The quick flash of pain only appealed to the primal lust surging inside him. When he lifted his head, his eyes were wild and fierce. “Liomsa.”
He’d said it to her once before, in the language of his youth. Mine. She struggled, fighting herself now, but when his mouth came to hers again, hot and hard and hungry, she lost.
Desire, with its more primitive barbs, scraped through her.
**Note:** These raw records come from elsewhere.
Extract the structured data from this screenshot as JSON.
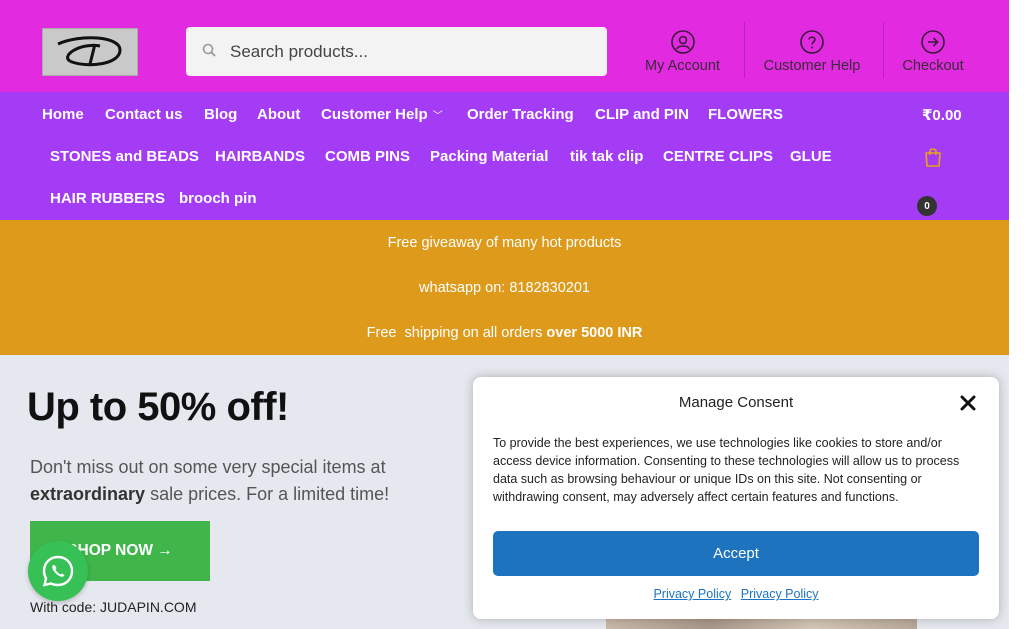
{
  "header": {
    "search_placeholder": "Search products...",
    "links": [
      {
        "label": "My Account",
        "icon": "user-circle-icon"
      },
      {
        "label": "Customer Help",
        "icon": "question-circle-icon"
      },
      {
        "label": "Checkout",
        "icon": "arrow-right-circle-icon"
      }
    ],
    "bg_color": "#e22be0"
  },
  "nav": {
    "bg_color": "#a43cf5",
    "items": [
      "Home",
      "Contact us",
      "Blog",
      "About",
      "Customer Help",
      "Order Tracking",
      "CLIP and PIN",
      "FLOWERS",
      "STONES and BEADS",
      "HAIRBANDS",
      "COMB PINS",
      "Packing Material",
      "tik tak clip",
      "CENTRE CLIPS",
      "GLUE",
      "HAIR RUBBERS",
      "brooch pin"
    ],
    "cart_total": "₹0.00",
    "cart_count": "0"
  },
  "promo": {
    "bg_color": "#dd9a1b",
    "line1": "Free giveaway of many hot products",
    "line2": "whatsapp on: 8182830201",
    "line3_prefix": "Free  shipping on all orders ",
    "line3_bold": "over 5000 INR"
  },
  "hero": {
    "title": "Up to 50% off!",
    "sub_prefix": "Don't miss out on some very special items at ",
    "sub_bold": "extraordinary",
    "sub_suffix": " sale prices. For a limited time!",
    "button_label": "SHOP NOW →",
    "code_text": "With code: JUDAPIN.COM"
  },
  "consent": {
    "title": "Manage Consent",
    "body": "To provide the best experiences, we use technologies like cookies to store and/or access device information. Consenting to these technologies will allow us to process data such as browsing behaviour or unique IDs on this site. Not consenting or withdrawing consent, may adversely affect certain features and functions.",
    "accept_label": "Accept",
    "policy_links": [
      "Privacy Policy",
      "Privacy Policy"
    ]
  }
}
She wanted. Wanted. And now her body arched not in protest but in demand, and her mouth met his with feral force.
He released her hands only to jerk her up, yanking what was left of her shirt over her shoulders. Her weapon harness tangled, locking her arms as effectively as restraints. And now the fear leaped back. She was defenseless.
“Say it back to me. Damn you, Eve. Say it.” His mouth fused to hers again, then streaked down her throat, over her breasts. His teeth raked at her. And his hands.
On a sharp cry, her head fell back. Pleasure, its edge as keen as razors, sliced at her, leaving what was left of pride in tatters.
Then she was rolling with him over a floor littered with splintered wood in something too fierce to be surrender.
She fought free of the harness and tore at his shirt. She wanted flesh, his flesh. The feel of it, the taste. Every breath she took was a desperate gasp.
His hands took, possessed, bruising as they moved over her. Those long, skilled fingers arousing mercilessly until she was mad for more. He yanked her trousers down her hips, flung them aside. And ruthlessly used his mouth on her.
Release gushed through her, a flood that scorched her system. Floundering, she dug her fingers into the r
ug, tried to find some anchor to hold her. But she was flying, catapulted out of control.
And still he wouldn’t stop.
Couldn’t stop.
The small, mad sounds she made inflamed him, whipped his already crazed blood into a fever of greed. Every gulp of air he took in was full of her, the hot, sharp taste of woman. His.
His mouth raced up her shuddering body, feasted on her breasts while he plunged his fingers into her.
She came again, brutally, and her shocked cry was a dark thrill to him, the sudden bite of her nails on his back a vicious pleasure.
“Say it. Say it back to me,” he demanded while his breath heaved, while he watched her eyes go blind as he pushed her to the edge yet again. “Damn it, I’ll hear it from you.”
Somehow, through the madness ruling her, she understood. Not surrender, even after this, it wasn’t surrender he asked for. But acceptance. Her throat burned, her system screamed to mate. As she opened for him, lifted to him, she fumbled out the Gaelic.
“Mine,” was what she said. “You’re mine, too.” And her mouth rose to his as he drove himself inside her.
She lay beneath him, enervated, stupefied. Her ears were ringing, making it impossible to think. She wanted to find herself in this body that had responded so primitively. But more, she simply wanted to wallow in the echoes of sensations that still rippled through her.
When he shifted, she would have rolled to her stomach, the position she assumed when exhaustion ruled. But he plucked her off the floor, into his arms. “We’re not done yet.”
Leaving the wreckage of her office behind, he carried her out, and took her to bed.
When she woke, light was streaming through the sky window, her body pulsed with a thousand sly aches. And he was gone.
She lay where she was, on a bed that had been well used, on sheets that were tangled to ropes, and let the tug-of-war between shame and pleasure play out inside her. Nothing was resolved, she realized. Nothing was balanced. She rose, went in to shower wondering if they’d fixed anything or only damaged it further.